Chapter 4 Position effects of rearrangements in disease genomes

Preamble

This chapter is published in the American Journal of Human Genetics:

Cinthya J. Zepeda-Mendoza*, Jonas Ibn-Salem*, Tammy Kammin, David J. Harris, Debra Rita, Karen W. Gripp, Jennifer J. MacKenzie, Andrea Gropman, Brett Graham, Ranad Shaheen, Fowzan S. Alkuraya, Campbell K. Brasington, Edward J. Spence, Diane Masser-Frye, Lynne M. Bird, Erica Spiegel, Rebecca L. Sparkes, Zehra Ordulu, Michael E. Talkowski, Miguel A. Andrade-Navarro, Peter N. Robinson, Cynthia C. Morton#. Computational Prediction of Position Effects of Apparently Balanced Human Chromosomal Rearrangements. Am J Hum Genet. 2017;101(2):206-217. doi:10.1016/j.ajhg.2017.06.011.

The publication is available online: https://doi.org/10.1016/j.ajhg.2017.06.011. My contributions to this publication are indicated in Table E.1. The source code of the complete analysis is available at GitHub: https://github.com/ibn-salem/position_effect. Supplementary information is shown in Appendix C.

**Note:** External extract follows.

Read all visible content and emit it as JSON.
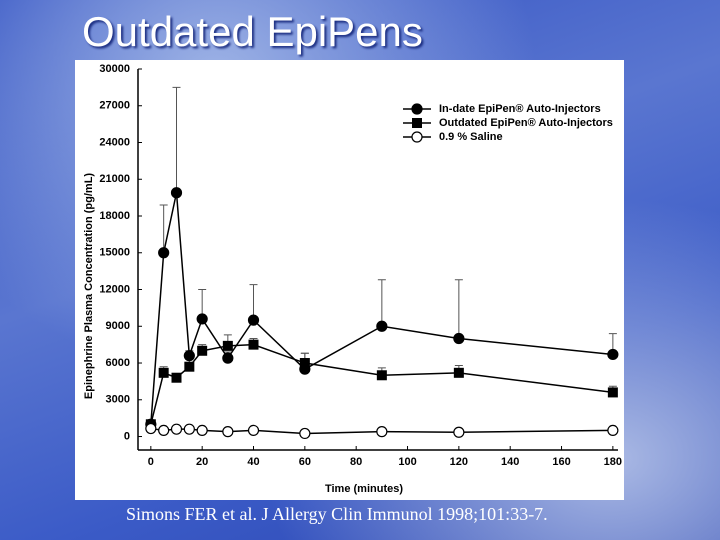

*These authors contributed equally to this work
#corresponding author

Abstract

Interpretation of variants of uncertain significance, especially chromosome rearrangements in non-coding regions of the human genome, remains one of the biggest challenges in modern molecular diagnosis. To improve our understanding and interpretation of such variants, we used high-resolution 3-dimensional chromosome structure data and transcriptional regulatory information to predict position effects and their association with pathogenic phenotypes in 17 subjects with apparently balanced chromosome abnormalities. We find that the rearrangements predict disruption of long-range chromatin interactions between several enhancers and genes whose annotated clinical features are strongly associated with the subjects’ phenotypes. We confirm gene expression changes for a couple of candidate genes to exemplify the utility of our position effect analysis. These results highlight the important interplay between chromosome structure and disease, and demonstrate the need to utilize chromatin conformation data for the prediction of position effects in the clinical interpretation of cases of non-coding chromosome rearrangements.